日本の販売目 標震災で1割減に
来日した伊フィアットグループの高級車メーカー、フェラーリのルカ・ディ・モンテゼモロ会長(フィアット前会長)が日本経済新聞のインタビューに応じ、グループの経営戦略や業績、市場動向の見通しなどについて明らかにした。主なやりとりは次の通り。
――日本市場における東日本大震災の影響はどの程度出ているか。
「昨年の日本市場でのフェラーリの販売実績は約400台。今年もほぼ同程度を予定していたが、震災直後にこの目標を10%程度引き下げた。震災が消費者心理に影響したせいか、5月まではたしかに引き合いが鈍ったが、6月以降は明らかに改善傾向にある。もともと需要は販売目標の2倍程度はあるとみているので、先行きはそれほど心配していない」
――世界でのフェラーリの販売動向はどうか。
「フェラーリ最大市場の米国は前期比12%増。急成長する中国市場は前期比で約30%増え、昨年の4位以下から3位に浮上する見通し。今年2位になるドイツを抜くのも時間の問題だろう。フェラーリ初の4人乗り、四輪駆動車『FF』などの戦略製品も順次、市場に投入するし、今春、参入したインド、ウクライナの市場も安定した成長が見込める。昨年の販売実績を上回る勢いだ」
――昨年3月のジュネーブ国際自動車ショーでフェラーリ初の高級スポーツ・ハイブリッド車(HV)を発表した。
「環境保全への取り組みを強化している。これは決して自動車業界内での横並び意識からではなく、消費者が求めている製品を提供するのがメーカーの責務だと考えているから。3年以内には販売にこぎ着けたい」
――フィアットの前会長として2009年の米クライスラーとの資本提携を主導してきた。シナジー効果は出ているか。
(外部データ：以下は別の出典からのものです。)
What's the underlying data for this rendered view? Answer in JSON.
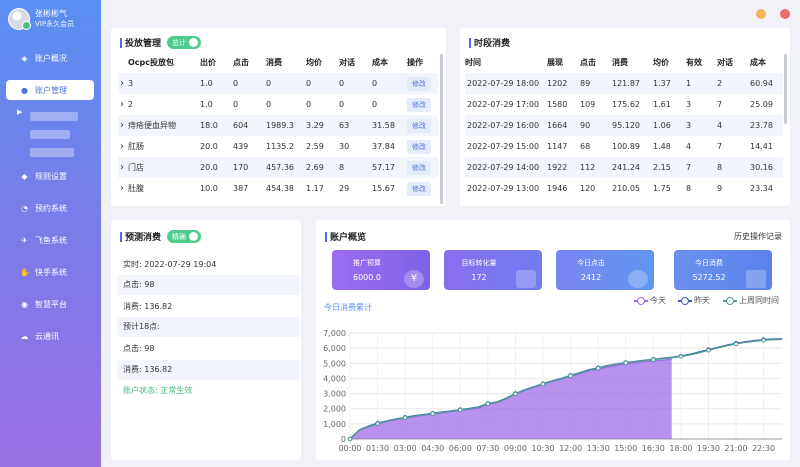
{
  "user": {
    "name": "张彬彬气",
    "level": "VIP永久会员"
  },
  "sidebar": {
    "items": [
      {
        "label": "账户概况",
        "icon": "cube-icon"
      },
      {
        "label": "账户管理",
        "icon": "user-icon"
      },
      {
        "label": "规则设置",
        "icon": "layers-icon"
      },
      {
        "label": "预约系统",
        "icon": "clock-icon"
      },
      {
        "label": "飞鱼系统",
        "icon": "plane-icon"
      },
      {
        "label": "快手系统",
        "icon": "hand-icon"
      },
      {
        "label": "智慧平台",
        "icon": "chat-icon"
      },
      {
        "label": "云通讯",
        "icon": "cloud-icon"
      }
    ]
  },
  "window": {
    "minimize_color": "#f5b65b",
    "close_color": "#f06b6b"
  },
  "ads": {
    "title": "投放管理",
    "toggle_label": "总计",
    "columns": [
      "Ocpc投放包",
      "出价",
      "点击",
      "消费",
      "均价",
      "对话",
      "成本",
      "操作"
    ],
    "rows": [
      [
        "3",
        "1.0",
        "0",
        "0",
        "0",
        "0",
        "0",
        "修改"
      ],
      [
        "2",
        "1.0",
        "0",
        "0",
        "0",
        "0",
        "0",
        "修改"
      ],
      [
        "痔疮便血异物",
        "18.0",
        "604",
        "1989.3",
        "3.29",
        "63",
        "31.58",
        "修改"
      ],
      [
        "肛肠",
        "20.0",
        "439",
        "1135.2",
        "2.59",
        "30",
        "37.84",
        "修改"
      ],
      [
        "门店",
        "20.0",
        "170",
        "457.36",
        "2.69",
        "8",
        "57.17",
        "修改"
      ],
      [
        "肚腹",
        "10.0",
        "387",
        "454.38",
        "1.17",
        "29",
        "15.67",
        "修改"
      ]
    ]
  },
  "timeslot": {
    "title": "时段消费",
    "columns": [
      "时间",
      "展现",
      "点击",
      "消费",
      "均价",
      "有效",
      "对话",
      "成本"
    ],
    "rows": [
      [
        "2022-07-29 18:00",
        "1202",
        "89",
        "121.87",
        "1.37",
        "1",
        "2",
        "60.94"
      ],
      [
        "2022-07-29 17:00",
        "1580",
        "109",
        "175.62",
        "1.61",
        "3",
        "7",
        "25.09"
      ],
      [
        "2022-07-29 16:00",
        "1664",
        "90",
        "95.120",
        "1.06",
        "3",
        "4",
        "23.78"
      ],
      [
        "2022-07-29 15:00",
        "1147",
        "68",
        "100.89",
        "1.48",
        "4",
        "7",
        "14.41"
      ],
      [
        "2022-07-29 14:00",
        "1922",
        "112",
        "241.24",
        "2.15",
        "7",
        "8",
        "30.16"
      ],
      [
        "2022-07-29 13:00",
        "1946",
        "120",
        "210.05",
        "1.75",
        "8",
        "9",
        "23.34"
      ]
    ]
  },
  "forecast": {
    "title": "预测消费",
    "toggle_label": "精确",
    "rows": [
      "实时:  2022-07-29 19:04",
      "点击:  98",
      "消费:  136.82",
      "预计18点:",
      "点击:  98",
      "消费:  136.82"
    ],
    "status": "账户状态:  正常生效",
    "status_color": "#43b97a"
  },
  "overview": {
    "title": "账户概览",
    "history_link": "历史操作记录",
    "cards": [
      {
        "title": "推广预算",
        "value": "6000.0",
        "icon": "yen-icon",
        "color_from": "#9c6cf0",
        "color_to": "#7d63e8"
      },
      {
        "title": "目标转化量",
        "value": "172",
        "icon": "wallet-icon",
        "color_from": "#8b6ef0",
        "color_to": "#6f7cf0"
      },
      {
        "title": "今日点击",
        "value": "2412",
        "icon": "clock-icon",
        "color_from": "#7b86f2",
        "color_to": "#5f96f0"
      },
      {
        "title": "今日消费",
        "value": "5272.52",
        "icon": "grid-icon",
        "color_from": "#6a90f0",
        "color_to": "#5a82ea"
      }
    ],
    "chart_label": "今日消费累计"
  },
  "chart_data": {
    "type": "line",
    "x": [
      "00:00",
      "00:30",
      "01:00",
      "01:30",
      "02:00",
      "02:30",
      "03:00",
      "03:30",
      "04:00",
      "04:30",
      "05:00",
      "05:30",
      "06:00",
      "06:30",
      "07:00",
      "07:30",
      "08:00",
      "08:30",
      "09:00",
      "09:30",
      "10:00",
      "10:30",
      "11:00",
      "11:30",
      "12:00",
      "12:30",
      "13:00",
      "13:30",
      "14:00",
      "14:30",
      "15:00",
      "15:30",
      "16:00",
      "16:30",
      "17:00",
      "17:30",
      "18:00",
      "18:30",
      "19:00",
      "19:30",
      "20:00",
      "20:30",
      "21:00",
      "21:30",
      "22:00",
      "22:30",
      "23:00",
      "23:30"
    ],
    "xticks": [
      "00:00",
      "01:30",
      "03:00",
      "04:30",
      "06:00",
      "07:30",
      "09:00",
      "10:30",
      "12:00",
      "13:30",
      "15:00",
      "16:30",
      "18:00",
      "19:30",
      "21:00",
      "22:30"
    ],
    "yticks": [
      0,
      1000,
      2000,
      3000,
      4000,
      5000,
      6000,
      7000
    ],
    "ylim": [
      0,
      7000
    ],
    "grid": true,
    "legend_position": "top-right",
    "series": [
      {
        "name": "今天",
        "color": "#9f6de8",
        "area": true,
        "values": [
          0,
          550,
          800,
          1000,
          1150,
          1280,
          1380,
          1480,
          1570,
          1650,
          1720,
          1800,
          1880,
          1960,
          2050,
          2300,
          2400,
          2650,
          2950,
          3200,
          3400,
          3600,
          3800,
          3950,
          4150,
          4300,
          4500,
          4600,
          4750,
          4850,
          4950,
          5020,
          5100,
          5150,
          5200,
          5272
        ]
      },
      {
        "name": "昨天",
        "color": "#3f5ea8",
        "area": false,
        "values": [
          0,
          600,
          850,
          1050,
          1200,
          1330,
          1430,
          1540,
          1620,
          1700,
          1780,
          1860,
          1940,
          2020,
          2120,
          2350,
          2450,
          2700,
          3000,
          3250,
          3450,
          3650,
          3850,
          4000,
          4200,
          4380,
          4580,
          4700,
          4850,
          4950,
          5050,
          5120,
          5200,
          5260,
          5330,
          5400,
          5480,
          5600,
          5750,
          5900,
          6050,
          6200,
          6320,
          6420,
          6500,
          6560,
          6600,
          6620
        ]
      },
      {
        "name": "上周同时间",
        "color": "#4a9a93",
        "area": false,
        "values": [
          0,
          580,
          820,
          1020,
          1180,
          1310,
          1410,
          1510,
          1600,
          1680,
          1760,
          1840,
          1920,
          2000,
          2100,
          2330,
          2430,
          2680,
          2980,
          3230,
          3430,
          3630,
          3830,
          3980,
          4180,
          4360,
          4560,
          4680,
          4830,
          4930,
          5030,
          5100,
          5180,
          5240,
          5300,
          5370,
          5450,
          5560,
          5700,
          5860,
          6010,
          6160,
          6280,
          6380,
          6460,
          6520,
          6560,
          6580
        ]
      }
    ]
  }
}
「徐々に出ているし、今後も十分に期待できるだろう。クライスラーとの資本提携のメリットは主に部品・車体の共用化と販売網の乗り入れだ。フィアットにとっては念願の米国市場への再参入の足場を得たし、製品のラインアップにクライスラー車が加わることで欧州市場での販売攻勢も強化できる。次世代車開発への巨額投資に備えなければならないし、クライスラーは業界で生き残るための重要なパートナーだと考えている」
――フィアットのマルキオーネ最高経営責任者(CEO)は2、3年でクライスラーと経営統合し、本社を伊トリノから米国内に移転する可能性を示唆している。
「国際競争力を高めるため、現在、イタリア国内にあるフィアットの工場で労組と労務協約を改革する方向で協議している。だがこれが必ずしも円滑に進んでいない。改革が進まないならば、様々な選択肢があるという理論上の可能性に言及したにすぎない。フィアットにとってトリノは発祥の地。イタリアの国内経済への影響も大きいし、本社が簡単にイタリアを離れることはない」
――独フォルクスワーゲンがフィアット傘下のアルファロメオの買収に興味を示している。
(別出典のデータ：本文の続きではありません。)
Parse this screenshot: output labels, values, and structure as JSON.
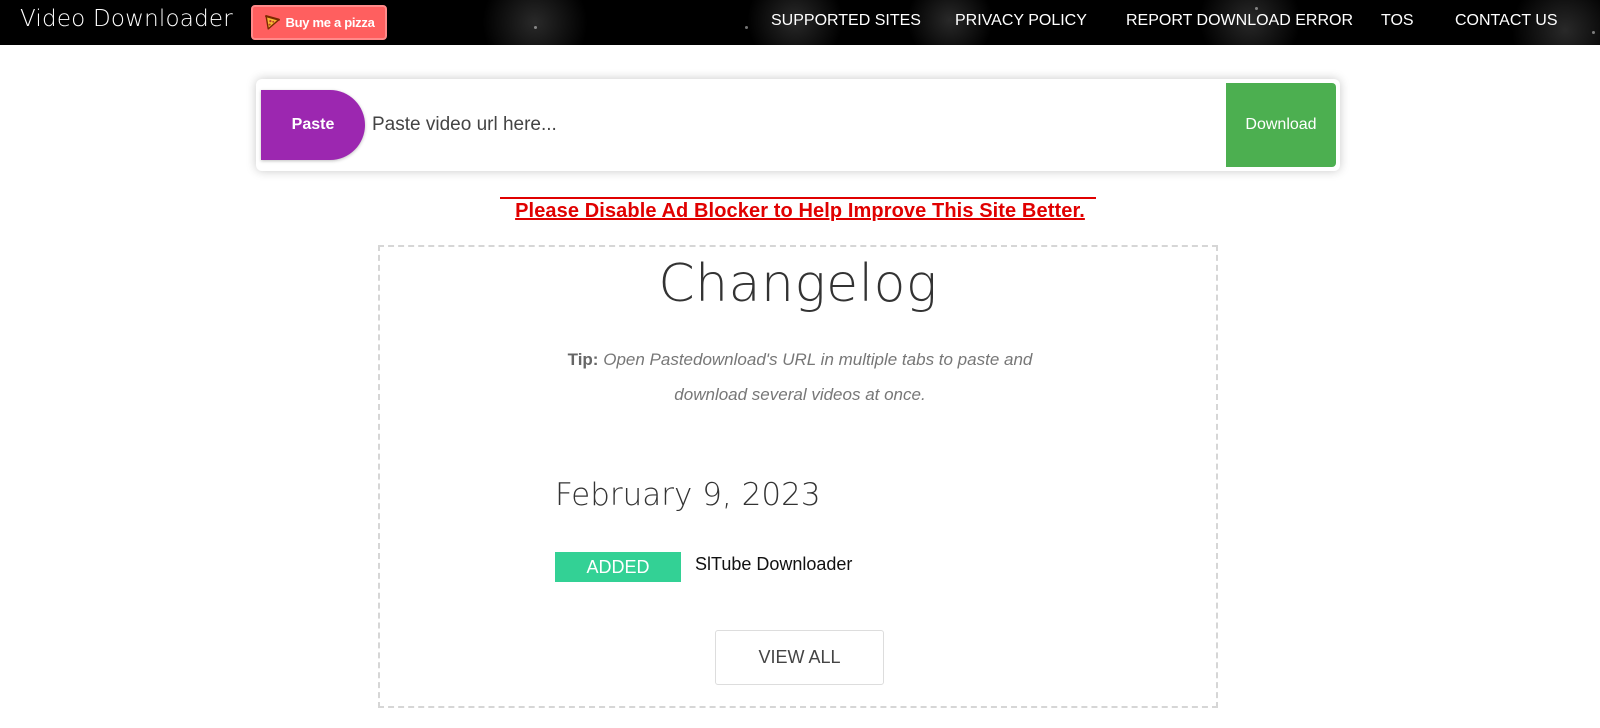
{
  "header": {
    "brand": "Video Downloader",
    "pizza_button": {
      "label": "Buy me a pizza",
      "icon": "pizza-icon",
      "color": "#ff5f5f"
    },
    "nav": [
      {
        "label": "SUPPORTED SITES"
      },
      {
        "label": "PRIVACY POLICY"
      },
      {
        "label": "REPORT DOWNLOAD ERROR"
      },
      {
        "label": "TOS"
      },
      {
        "label": "CONTACT US"
      }
    ]
  },
  "search": {
    "paste_label": "Paste",
    "paste_color": "#9c27b0",
    "placeholder": "Paste video url here...",
    "value": "",
    "download_label": "Download",
    "download_color": "#4caf50"
  },
  "notice": {
    "text": "Please Disable Ad Blocker to Help Improve This Site Better.",
    "color": "#e00000"
  },
  "changelog": {
    "title": "Changelog",
    "tip_label": "Tip:",
    "tip_text": "Open Pastedownload's URL in multiple tabs to paste and download several videos at once.",
    "entries": [
      {
        "date": "February 9, 2023",
        "badge": "ADDED",
        "badge_color": "#33d195",
        "text": "SlTube Downloader"
      }
    ],
    "view_all_label": "VIEW ALL"
  }
}
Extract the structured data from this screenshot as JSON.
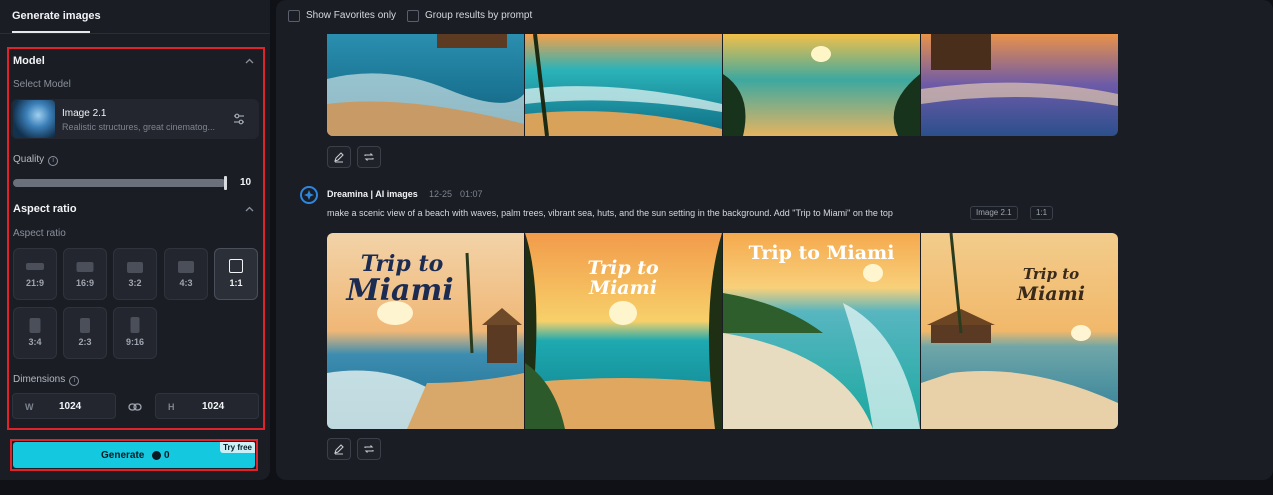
{
  "left_panel": {
    "tab_label": "Generate images",
    "model": {
      "section_title": "Model",
      "select_label": "Select Model",
      "name": "Image 2.1",
      "description": "Realistic structures, great cinematog..."
    },
    "quality": {
      "label": "Quality",
      "value": "10",
      "level_fraction": 1.0
    },
    "aspect_ratio": {
      "section_title": "Aspect ratio",
      "sub_label": "Aspect ratio",
      "options": [
        "21:9",
        "16:9",
        "3:2",
        "4:3",
        "1:1",
        "3:4",
        "2:3",
        "9:16"
      ],
      "selected": "1:1"
    },
    "dimensions": {
      "label": "Dimensions",
      "width_letter": "W",
      "width": "1024",
      "height_letter": "H",
      "height": "1024"
    },
    "generate": {
      "label": "Generate",
      "credits": "0",
      "badge": "Try free"
    }
  },
  "main": {
    "filters": {
      "favorites": "Show Favorites only",
      "group": "Group results by prompt"
    },
    "entry": {
      "author": "Dreamina | AI images",
      "date": "12-25",
      "time": "01:07",
      "prompt": "make a scenic view of a beach with waves, palm trees, vibrant sea, huts, and the sun setting in the background. Add \"Trip to Miami\" on the top",
      "model_tag": "Image 2.1",
      "ratio_tag": "1:1"
    },
    "overlay_texts": {
      "img1_line1": "Trip to",
      "img1_line2": "Miami",
      "img2_line1": "Trip to",
      "img2_line2": "Miami",
      "img3": "Trip to Miami",
      "img4_line1": "Trip to",
      "img4_line2": "Miami"
    }
  },
  "colors": {
    "accent": "#14c8e0",
    "highlight_border": "#e0222b",
    "panel": "#1a1d24",
    "background": "#0f1116"
  }
}
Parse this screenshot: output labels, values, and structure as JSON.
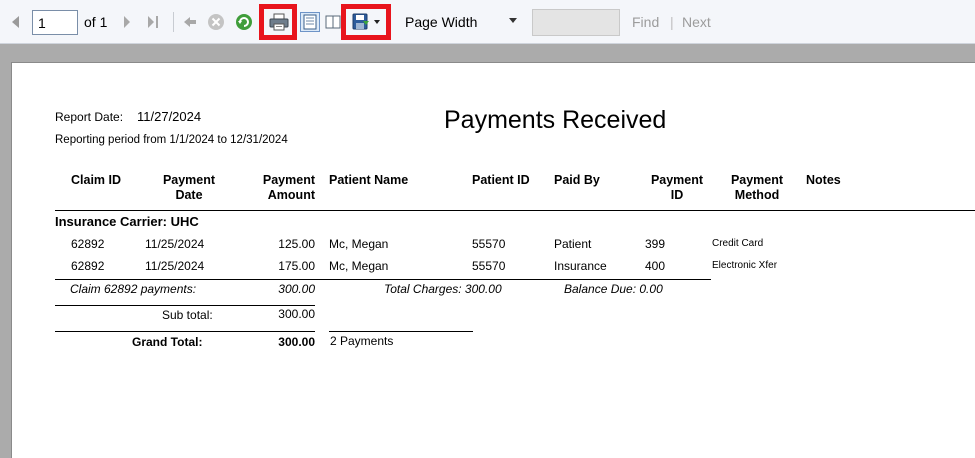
{
  "toolbar": {
    "page_input": "1",
    "of_label": "of",
    "total_pages": "1",
    "zoom_value": "Page Width",
    "find_placeholder": "",
    "find_label": "Find",
    "find_separator": "|",
    "next_label": "Next",
    "highlight_color": "#e8141c"
  },
  "report": {
    "report_date_label": "Report Date:",
    "report_date": "11/27/2024",
    "reporting_period": "Reporting period from 1/1/2024 to 12/31/2024",
    "title": "Payments Received",
    "columns": {
      "claim_id": "Claim ID",
      "payment_date_1": "Payment",
      "payment_date_2": "Date",
      "payment_amount_1": "Payment",
      "payment_amount_2": "Amount",
      "patient_name": "Patient Name",
      "patient_id": "Patient ID",
      "paid_by": "Paid By",
      "payment_id_1": "Payment",
      "payment_id_2": "ID",
      "payment_method_1": "Payment",
      "payment_method_2": "Method",
      "notes": "Notes"
    },
    "group_header": "Insurance Carrier: UHC",
    "rows": [
      {
        "claim_id": "62892",
        "payment_date": "11/25/2024",
        "amount": "125.00",
        "patient_name": "Mc, Megan",
        "patient_id": "55570",
        "paid_by": "Patient",
        "payment_id": "399",
        "method": "Credit Card"
      },
      {
        "claim_id": "62892",
        "payment_date": "11/25/2024",
        "amount": "175.00",
        "patient_name": "Mc, Megan",
        "patient_id": "55570",
        "paid_by": "Insurance",
        "payment_id": "400",
        "method": "Electronic Xfer"
      }
    ],
    "claim_summary": {
      "label": "Claim 62892 payments:",
      "amount": "300.00",
      "total_charges": "Total Charges: 300.00",
      "balance_due": "Balance Due: 0.00"
    },
    "subtotal": {
      "label": "Sub total:",
      "amount": "300.00"
    },
    "grand_total": {
      "label": "Grand Total:",
      "amount": "300.00",
      "count": "2 Payments"
    }
  }
}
「グループにとってアルファロメオは欠かせない会社。ブランドイメージが高いうえ、固定客も多く、傘下に抱えているメリットは大きい。米市場参入の切り札でもある。たとえ買収の提案があっても受け入れるつもりはない。アルファロメオが抜けたら、グループは計り知れない打撃を受けることになる」
1947年伊ボローニャ生まれ。ローマ大卒。F1フェラーリチームのマネジャー、フィアット幹部などを経て、2004年、創業者一族のウンベルト・アニェリ会長の死去に伴いフィアット会長に就任。10年4月、創業家のジョン・エルカン氏に会長職を譲る。現在はフェラーリ会長兼フィアット取締役。次期首相候補にも名前が挙がっている。63歳。
記者の目
伊の工場改革 残り時間少なく
後継のエルカン会長(35)が独り立ちするまで、フィアット創業家の代理人として振る舞うことが許された唯一の人物。実務はマルキオーネCEOに任せているが、現在もグループ内に隠然たる影響力を持つ。
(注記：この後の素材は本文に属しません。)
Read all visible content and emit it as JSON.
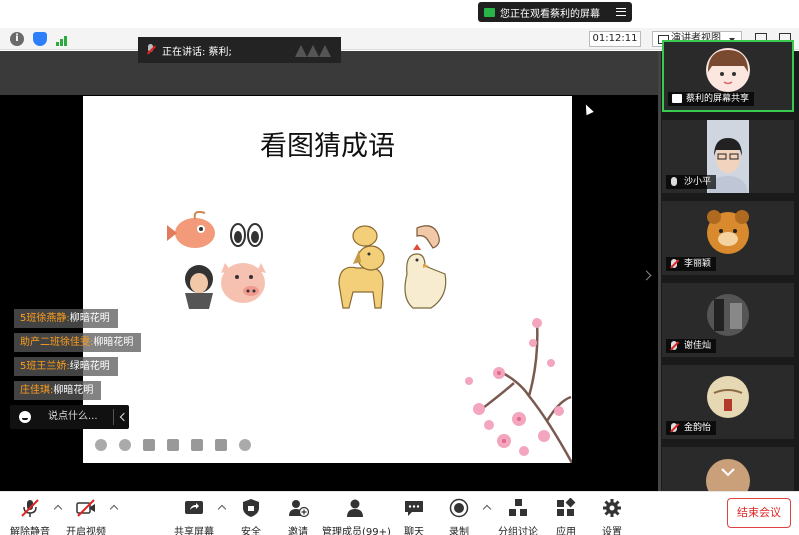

グループの最高実力者として2000年代の経営危機を乗り越え、クライスラーとの資本提携を実現した“知将”は、提携のシナジー効果が浮沈のカギを握るとみる。
「早くても年末以降」と見られていたクライスラーの子会社化を前倒したのはそのため。掲げた目標は年産600万台。業界上位に食い込まなければ生き残りは難しい。
目下、取り組んでいるのが「米市場への再進出」と「イタリア国内工場の改革」。特に後者については「国際基準で考えなければ時代に取り残される」と何度も熱弁を振るった。ただ残された時間はそれほど多くない。